Between the capacitor plates, potential is higher at the positive plate and lower at the negative. The voltage across the capacitor is that difference, and the field between the plates is what maintains it.

Ground is the reference, defined as zero potential. It is not special because it has zero charge; it is special because the Earth is large enough that any charge transferred to or from it shifts its potential by an unmeasurable amount. It is a stable anchor, the same way sea level is used as the reference for height: not the lowest point possible, just a convenient fixed reference.

The magnetic field

A moving charge (a current) creates a second kind of field: a magnetic field. Where the electric field points radially from charges, the magnetic field forms rings around the current, circling the wire in closed loops. Direction follows the right-hand rule: thumb along conventional current, fingers curl in the direction of the field.

A straight wire gives a weak, diffuse field. Bend the wire into a loop and the field lines through the centre all reinforce. Wind many loops into a coil and you get a strong, uniform field running straight through the inside, exactly like a bar magnet but switchable by controlling the current. That is an inductor.

Building the current takes work. As the magnetic field grows, it pushes back against the change, inducing a voltage that opposes the increasing current. That work is stored in the field. Cut the current and the field collapses, releasing its stored energy as a brief voltage spike that tries to maintain the current. This is the inductor's defining behaviour, covered in the next part.

Two components, one principle

Resistors convert energy to heat immediately. Capacitors and inductors store it in fields and give it back. That single difference, storage versus dissipation, determines how they behave in a circuit.

ComponentFieldResists change in
CapacitorElectric, between platesvoltage
InductorMagnetic, inside coilcurrent

The filling and emptying of a field takes time, and time is how these components shape signals, filter frequencies, and give circuits memory. The next part covers how they behave when connected and switched.

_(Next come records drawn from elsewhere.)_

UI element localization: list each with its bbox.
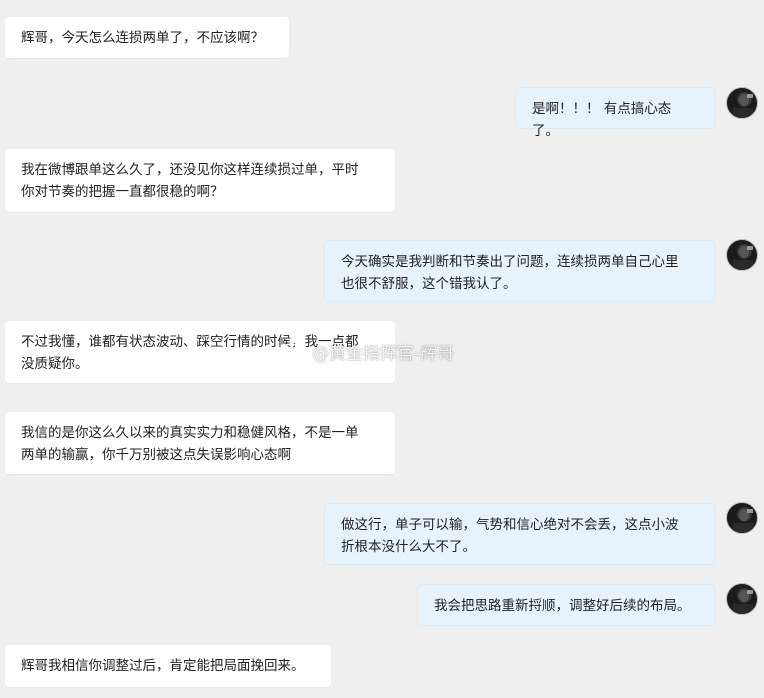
message-bubble-sent: 今天确实是我判断和节奏出了问题，连续损两单自己心里 也很不舒服，这个错我认了。 [324,240,715,302]
message-bubble-received: 辉哥我相信你调整过后，肯定能把局面挽回来。 [5,645,331,687]
message-bubble-sent: 是啊！！！ 有点搞心态了。 [515,87,715,139]
message-bubble-sent: 做这行，单子可以输，气势和信心绝对不会丢，这点小波 折根本没什么大不了。 [324,503,715,565]
user-avatar-icon[interactable] [726,583,758,615]
message-bubble-sent: 我会把思路重新捋顺，调整好后续的布局。 [417,584,715,626]
message-bubble-received: 不过我懂，谁都有状态波动、踩空行情的时候，我一点都 没质疑你。 [5,321,395,383]
message-bubble-received: 辉哥，今天怎么连损两单了，不应该啊？ [5,17,289,58]
message-bubble-received: 我在微博跟单这么久了，还没见你这样连续损过单，平时 你对节奏的把握一直都很稳的啊… [5,149,395,212]
user-avatar-icon[interactable] [726,87,758,119]
user-avatar-icon[interactable] [726,502,758,534]
message-bubble-received: 我信的是你这么久以来的真实实力和稳健风格，不是一单 两单的输赢，你千万别被这点失… [5,412,395,474]
user-avatar-icon[interactable] [726,239,758,271]
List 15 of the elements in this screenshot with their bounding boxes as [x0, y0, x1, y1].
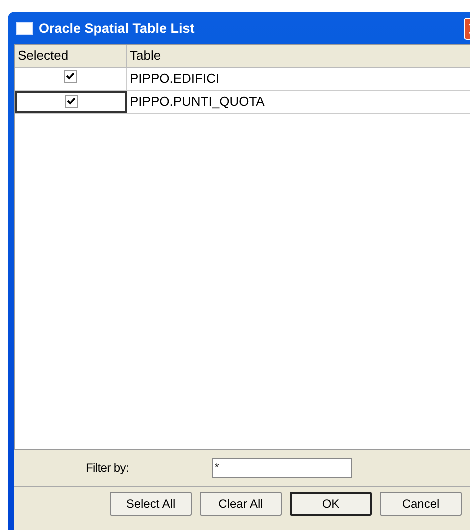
table-cell-text: PIPPO.PUNTI_QUOTA	[129, 93, 266, 111]
table-cell-text: PIPPO.EDIFICI	[129, 70, 221, 88]
filter-label: Filter by:	[84, 461, 129, 475]
filter-field[interactable]: *	[212, 458, 352, 478]
dialog-button[interactable]: Cancel	[380, 492, 462, 516]
checkbox[interactable]	[64, 95, 78, 108]
dialog-button[interactable]: Select All	[110, 492, 192, 516]
dialog-button[interactable]: Clear All	[200, 492, 282, 516]
checkbox[interactable]	[64, 70, 77, 83]
dialog-button[interactable]: OK	[290, 492, 372, 516]
window-icon	[16, 22, 33, 34]
window-title: Oracle Spatial Table List	[39, 20, 195, 36]
column-header[interactable]: Selected	[15, 45, 127, 67]
checkbox-cell[interactable]	[15, 91, 127, 113]
column-header[interactable]: Table	[127, 45, 470, 67]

The electric and magnetic fields described here are two aspects of one thing: the electromagnetic field. How they generate each other, and how that relationship produces light, is the subject of the part after that.

Where this comes from

  • Electric and magnetic fields, potential, energy density: Griffiths, Introduction to Electrodynamics, ch. 2 to 7.
  • Accessible treatment: Purcell and Morin, Electricity and Magnetism, ch. 1 to 7.

Check yourself

1. Two positive charges are pushed toward each other. Does the total electric field energy in space increase or decrease?

Increases. Same-sign charges have fields pointing in the same direction between them; they add rather than cancel. Pushing the charges closer enlarges that region of reinforced field, requiring work, which is stored as increased field energy.

2. A capacitor is charged and disconnected from the battery. Where is the energy stored?

In the electric field between the plates, not in either plate alone. The charge imbalance on the plates maintains the field, and the field holds the energy.

3. A wire carries 2 A. You cut the current to zero. What happens to the magnetic field around the wire?

It collapses to zero. No moving charge means no magnetic field. As it collapses, the changing field induces a brief voltage spike in the wire, trying to maintain the current.

4. Why is ground defined as zero volts, and does that mean the Earth carries no charge?

Ground is zero by convention: a chosen reference, not a physical property. The Earth is not necessarily charge-neutral; it is used as reference because it is large enough that any practical charge transfer does not shift its potential measurably.